Create a capital fund for small non-profits in communities of color to acquire and renovate offices and community spaces. Use the Borough Hall’s Reso A capital budget to catalyze investment in innovative community facility projects that maximize public benefit. Ensure that any commercial spaces in these projects support local entrepreneurs, targeted to key industries and committed to local employment.

Reform how Borough Hall allocates capital grants. Develop a new set of criteria to score potential projects for funding. This will also require advocacy for broader changes because the existing City rules around
the capital budget process, and the way the Mayor’s Office of Management and Budget interprets those rules, significantly disadvantages the types of community facility projects that we feel should be supported. Suggested criteria for evaluation/advocacy include:

• Nonprofit ownership and control
• Critical need for funding, i.e. the project’s feasibility relies on BP support • Community input in planning and design (for new projects)
• Demonstrated impact within community (for existing projects)

  • people served

  • people employed

  • programs facilitated

  • grants leveraged

  • hours open to community

  • Meets an underserved need geographically.

    Create a publicly accessible database of funded capital projects.
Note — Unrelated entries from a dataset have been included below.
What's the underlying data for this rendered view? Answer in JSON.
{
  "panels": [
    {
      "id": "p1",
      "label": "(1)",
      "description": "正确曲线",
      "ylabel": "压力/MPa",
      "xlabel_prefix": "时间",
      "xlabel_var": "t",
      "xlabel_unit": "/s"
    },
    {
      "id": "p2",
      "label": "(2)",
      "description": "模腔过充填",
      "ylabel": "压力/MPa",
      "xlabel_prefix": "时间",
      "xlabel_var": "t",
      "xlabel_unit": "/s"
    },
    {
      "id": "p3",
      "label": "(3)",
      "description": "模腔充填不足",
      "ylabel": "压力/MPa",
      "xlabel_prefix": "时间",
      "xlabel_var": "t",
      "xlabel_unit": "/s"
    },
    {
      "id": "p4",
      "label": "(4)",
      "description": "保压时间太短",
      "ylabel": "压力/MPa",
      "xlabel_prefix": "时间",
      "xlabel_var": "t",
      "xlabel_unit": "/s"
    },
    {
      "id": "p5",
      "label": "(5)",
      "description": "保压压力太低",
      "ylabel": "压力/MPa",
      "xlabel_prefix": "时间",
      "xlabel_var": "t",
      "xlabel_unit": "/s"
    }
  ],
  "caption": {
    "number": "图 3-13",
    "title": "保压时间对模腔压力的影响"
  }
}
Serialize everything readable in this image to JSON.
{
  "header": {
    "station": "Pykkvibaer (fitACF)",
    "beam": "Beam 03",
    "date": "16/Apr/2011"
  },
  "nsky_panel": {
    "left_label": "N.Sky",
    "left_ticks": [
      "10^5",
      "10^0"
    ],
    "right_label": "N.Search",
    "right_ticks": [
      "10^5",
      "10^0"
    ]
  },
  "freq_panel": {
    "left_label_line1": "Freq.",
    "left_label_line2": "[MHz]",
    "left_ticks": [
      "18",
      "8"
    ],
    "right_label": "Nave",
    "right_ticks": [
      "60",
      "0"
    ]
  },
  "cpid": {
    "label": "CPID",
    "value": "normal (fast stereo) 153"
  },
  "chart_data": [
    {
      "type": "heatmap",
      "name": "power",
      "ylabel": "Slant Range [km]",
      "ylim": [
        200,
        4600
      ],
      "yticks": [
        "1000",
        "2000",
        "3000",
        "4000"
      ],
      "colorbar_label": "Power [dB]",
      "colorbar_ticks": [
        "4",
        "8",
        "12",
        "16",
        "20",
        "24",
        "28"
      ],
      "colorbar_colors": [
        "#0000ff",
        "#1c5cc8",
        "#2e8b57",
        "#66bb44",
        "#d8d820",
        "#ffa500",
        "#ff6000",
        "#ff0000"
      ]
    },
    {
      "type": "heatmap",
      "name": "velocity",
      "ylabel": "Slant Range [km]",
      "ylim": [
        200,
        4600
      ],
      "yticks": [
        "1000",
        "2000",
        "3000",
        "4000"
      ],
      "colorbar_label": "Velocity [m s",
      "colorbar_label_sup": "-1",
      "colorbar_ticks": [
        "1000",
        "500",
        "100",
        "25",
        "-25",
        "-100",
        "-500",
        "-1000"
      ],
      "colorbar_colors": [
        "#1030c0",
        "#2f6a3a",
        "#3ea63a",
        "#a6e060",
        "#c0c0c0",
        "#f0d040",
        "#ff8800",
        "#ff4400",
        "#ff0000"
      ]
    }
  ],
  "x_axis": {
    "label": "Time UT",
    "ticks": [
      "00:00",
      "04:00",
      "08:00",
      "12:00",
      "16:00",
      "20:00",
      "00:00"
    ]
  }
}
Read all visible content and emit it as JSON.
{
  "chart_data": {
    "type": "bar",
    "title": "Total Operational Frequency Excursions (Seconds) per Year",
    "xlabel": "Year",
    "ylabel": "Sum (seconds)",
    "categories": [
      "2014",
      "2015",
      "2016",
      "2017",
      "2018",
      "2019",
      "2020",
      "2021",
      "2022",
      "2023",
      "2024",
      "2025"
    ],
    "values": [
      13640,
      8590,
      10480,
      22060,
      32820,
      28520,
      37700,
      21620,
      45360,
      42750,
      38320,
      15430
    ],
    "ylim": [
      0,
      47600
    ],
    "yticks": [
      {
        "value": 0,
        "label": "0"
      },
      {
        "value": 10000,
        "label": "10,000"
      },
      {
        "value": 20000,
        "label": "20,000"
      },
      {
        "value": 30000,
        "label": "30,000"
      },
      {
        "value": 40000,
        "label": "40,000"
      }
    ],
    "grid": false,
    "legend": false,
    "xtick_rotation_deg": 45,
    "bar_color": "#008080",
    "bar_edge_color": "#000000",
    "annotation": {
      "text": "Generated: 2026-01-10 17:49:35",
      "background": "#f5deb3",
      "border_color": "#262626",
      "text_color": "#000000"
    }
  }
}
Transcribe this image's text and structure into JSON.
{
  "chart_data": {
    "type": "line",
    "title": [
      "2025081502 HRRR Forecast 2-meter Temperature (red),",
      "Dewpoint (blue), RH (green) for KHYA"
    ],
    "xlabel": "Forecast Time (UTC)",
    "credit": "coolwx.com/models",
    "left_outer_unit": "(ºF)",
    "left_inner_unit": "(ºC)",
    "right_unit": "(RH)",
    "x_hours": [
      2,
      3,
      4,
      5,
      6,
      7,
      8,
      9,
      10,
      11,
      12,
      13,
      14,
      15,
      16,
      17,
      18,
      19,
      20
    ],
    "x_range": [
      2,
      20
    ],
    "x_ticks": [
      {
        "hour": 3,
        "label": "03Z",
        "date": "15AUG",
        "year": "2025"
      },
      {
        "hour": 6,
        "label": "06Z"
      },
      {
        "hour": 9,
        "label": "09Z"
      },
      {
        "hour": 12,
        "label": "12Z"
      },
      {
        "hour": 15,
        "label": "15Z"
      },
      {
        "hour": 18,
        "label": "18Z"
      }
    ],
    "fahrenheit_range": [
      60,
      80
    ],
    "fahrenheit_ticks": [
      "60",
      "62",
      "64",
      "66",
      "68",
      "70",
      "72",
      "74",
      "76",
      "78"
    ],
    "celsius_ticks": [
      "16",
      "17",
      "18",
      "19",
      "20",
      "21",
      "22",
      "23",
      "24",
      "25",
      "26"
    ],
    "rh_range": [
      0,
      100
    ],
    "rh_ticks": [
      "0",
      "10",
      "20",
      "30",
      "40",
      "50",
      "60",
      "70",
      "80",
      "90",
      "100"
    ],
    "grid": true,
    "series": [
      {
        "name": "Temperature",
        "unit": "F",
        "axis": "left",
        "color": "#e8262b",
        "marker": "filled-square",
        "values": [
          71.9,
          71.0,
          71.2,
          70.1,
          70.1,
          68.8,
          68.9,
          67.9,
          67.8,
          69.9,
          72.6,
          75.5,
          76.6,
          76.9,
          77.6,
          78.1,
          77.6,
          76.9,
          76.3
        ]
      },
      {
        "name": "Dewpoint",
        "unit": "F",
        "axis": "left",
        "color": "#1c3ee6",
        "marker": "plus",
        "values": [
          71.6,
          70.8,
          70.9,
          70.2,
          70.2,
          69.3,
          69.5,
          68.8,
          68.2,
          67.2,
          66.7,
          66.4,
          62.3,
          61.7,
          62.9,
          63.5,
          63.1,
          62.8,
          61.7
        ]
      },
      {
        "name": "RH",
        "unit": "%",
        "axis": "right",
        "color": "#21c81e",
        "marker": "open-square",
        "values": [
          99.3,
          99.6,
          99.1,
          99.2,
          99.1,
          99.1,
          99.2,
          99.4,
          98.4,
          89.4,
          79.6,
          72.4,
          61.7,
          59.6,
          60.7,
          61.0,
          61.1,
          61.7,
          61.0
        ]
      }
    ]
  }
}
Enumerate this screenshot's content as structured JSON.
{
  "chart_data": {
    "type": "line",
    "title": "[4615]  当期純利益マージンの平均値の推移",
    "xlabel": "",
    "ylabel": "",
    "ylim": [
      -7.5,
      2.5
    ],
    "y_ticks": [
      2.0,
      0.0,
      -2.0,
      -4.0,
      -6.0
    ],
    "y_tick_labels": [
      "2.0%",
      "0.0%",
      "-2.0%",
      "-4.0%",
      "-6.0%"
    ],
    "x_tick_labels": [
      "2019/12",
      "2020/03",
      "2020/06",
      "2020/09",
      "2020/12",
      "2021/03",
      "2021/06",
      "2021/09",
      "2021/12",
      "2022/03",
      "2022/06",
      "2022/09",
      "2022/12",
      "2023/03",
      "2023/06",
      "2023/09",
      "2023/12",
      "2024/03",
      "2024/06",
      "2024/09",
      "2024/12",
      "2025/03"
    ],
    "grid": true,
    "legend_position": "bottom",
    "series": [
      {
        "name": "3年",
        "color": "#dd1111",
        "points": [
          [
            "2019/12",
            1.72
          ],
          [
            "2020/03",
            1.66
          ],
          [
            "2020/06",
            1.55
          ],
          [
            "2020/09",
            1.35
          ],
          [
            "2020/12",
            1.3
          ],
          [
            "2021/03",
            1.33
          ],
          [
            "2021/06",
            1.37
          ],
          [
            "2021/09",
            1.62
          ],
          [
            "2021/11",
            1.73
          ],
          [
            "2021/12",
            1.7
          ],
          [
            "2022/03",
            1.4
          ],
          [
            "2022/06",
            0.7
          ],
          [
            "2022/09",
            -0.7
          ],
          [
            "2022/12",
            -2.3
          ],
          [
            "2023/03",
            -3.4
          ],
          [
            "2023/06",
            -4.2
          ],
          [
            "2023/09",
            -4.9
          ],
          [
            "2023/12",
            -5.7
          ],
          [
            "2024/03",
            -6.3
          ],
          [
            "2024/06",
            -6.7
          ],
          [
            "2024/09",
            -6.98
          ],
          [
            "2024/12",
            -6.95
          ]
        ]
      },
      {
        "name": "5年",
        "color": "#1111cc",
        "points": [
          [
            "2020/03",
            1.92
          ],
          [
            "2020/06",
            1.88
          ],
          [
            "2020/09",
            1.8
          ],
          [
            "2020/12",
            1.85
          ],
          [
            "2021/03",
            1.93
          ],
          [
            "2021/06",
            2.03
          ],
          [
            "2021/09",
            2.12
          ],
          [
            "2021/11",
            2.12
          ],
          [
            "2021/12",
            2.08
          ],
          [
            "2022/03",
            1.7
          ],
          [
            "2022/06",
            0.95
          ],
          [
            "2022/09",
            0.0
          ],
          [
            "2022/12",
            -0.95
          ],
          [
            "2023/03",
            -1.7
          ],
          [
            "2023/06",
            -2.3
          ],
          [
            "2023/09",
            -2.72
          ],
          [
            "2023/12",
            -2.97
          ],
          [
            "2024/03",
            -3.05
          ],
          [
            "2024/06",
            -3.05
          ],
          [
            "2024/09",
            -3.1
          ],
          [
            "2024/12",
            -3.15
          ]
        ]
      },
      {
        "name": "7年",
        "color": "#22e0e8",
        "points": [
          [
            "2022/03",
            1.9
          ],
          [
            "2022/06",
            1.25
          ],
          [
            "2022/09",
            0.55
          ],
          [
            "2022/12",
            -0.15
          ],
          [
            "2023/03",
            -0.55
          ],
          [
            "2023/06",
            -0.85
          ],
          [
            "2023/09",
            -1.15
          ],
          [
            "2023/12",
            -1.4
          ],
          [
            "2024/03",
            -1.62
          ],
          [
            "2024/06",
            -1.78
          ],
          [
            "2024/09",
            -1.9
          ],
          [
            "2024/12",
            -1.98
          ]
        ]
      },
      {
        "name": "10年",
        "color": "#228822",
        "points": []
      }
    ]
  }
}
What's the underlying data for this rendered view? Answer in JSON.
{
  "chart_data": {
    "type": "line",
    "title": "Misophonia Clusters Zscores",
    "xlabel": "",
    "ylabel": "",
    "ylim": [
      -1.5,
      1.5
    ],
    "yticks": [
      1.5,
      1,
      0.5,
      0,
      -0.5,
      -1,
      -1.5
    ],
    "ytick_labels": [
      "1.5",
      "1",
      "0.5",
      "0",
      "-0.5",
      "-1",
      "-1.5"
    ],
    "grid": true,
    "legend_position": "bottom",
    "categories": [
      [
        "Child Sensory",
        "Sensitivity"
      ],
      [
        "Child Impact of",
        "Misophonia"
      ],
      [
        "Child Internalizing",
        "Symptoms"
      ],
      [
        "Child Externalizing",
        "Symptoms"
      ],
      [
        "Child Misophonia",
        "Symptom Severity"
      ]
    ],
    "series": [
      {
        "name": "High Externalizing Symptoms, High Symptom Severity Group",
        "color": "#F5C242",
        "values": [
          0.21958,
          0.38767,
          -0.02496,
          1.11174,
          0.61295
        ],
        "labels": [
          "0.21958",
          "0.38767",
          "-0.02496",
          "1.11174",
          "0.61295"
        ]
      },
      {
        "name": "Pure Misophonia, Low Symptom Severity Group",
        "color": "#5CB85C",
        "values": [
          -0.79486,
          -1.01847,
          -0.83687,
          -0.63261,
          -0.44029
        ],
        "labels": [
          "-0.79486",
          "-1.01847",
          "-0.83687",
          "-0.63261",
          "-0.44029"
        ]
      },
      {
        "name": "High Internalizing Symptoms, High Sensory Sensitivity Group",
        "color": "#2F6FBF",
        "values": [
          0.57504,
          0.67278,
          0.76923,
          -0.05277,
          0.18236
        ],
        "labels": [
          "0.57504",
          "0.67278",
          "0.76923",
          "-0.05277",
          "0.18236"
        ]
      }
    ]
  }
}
The public has a right to know how their money is being spent and developing such a site would demonstrate a commitment to transparency.

    Support mission-driven and faith-based partnerships to further affordable housing development.

Programs

Create a Comprehensive Plan for Brooklyn. The Comprehensive Plan should be data-driven, incorporate the Brooklyn-centric development principles noted above, and should ensure that the benefits and burdens of growth are distributed fairly and that resource allocation is based on need, rather than traded with communities in exchange for rezoning approvals. The north star of this plan should be equity, focusing on reducing the racial and economic disparities existing across the borough, especially in relation to public health and the related social determinants of health that impact Brooklynites’ day-to-day lives.

Rezoning proposals would be complementary to this goal; they would not be the primary focus. The process should include an intentional focus on underrepresented communities including public housing, especially with respect to resident engagement. By centering public heath, the plan could begin to move the power dynamic away from real estate interests and towards communities. It is also an opportunity to conduct public education around land use.

Hire a staff person dedicated to public housing to ensure that Brooklyn’s most vulnerable communities are getting the attention they deserve.

Advocacy

Demand real affordability in new residential projects. The need in our communities goes beyond what can currently be provided through Mandatory Inclusionary Housing (MIH) and existing financing programs through the NYC Department of Housing Preservation and Development (HPD).

Advocate for full funding of NYCHA’s capital needs from government sources.
Advocate for City investment in housing counseling and legal services. With the expiration of the pandemic-

related eviction moratorium, the need for tenant legal services is high.

Call for updated rules regarding City and non-City capital budget allocations. Decisions about what projects are and are not funded are usually made behind closed doors with little accountability. Advocate for a public and understandable metric for capital funding that prioritizes need, as well as community input and impact.

Advocate for more permanent housing with on-site supportive services for populations experiencing homelessness, including homeless youth, youth aging out of foster care, and people with disabilities, substance use disorders, mental health conditions, and chronic illness including HIV/AIDS.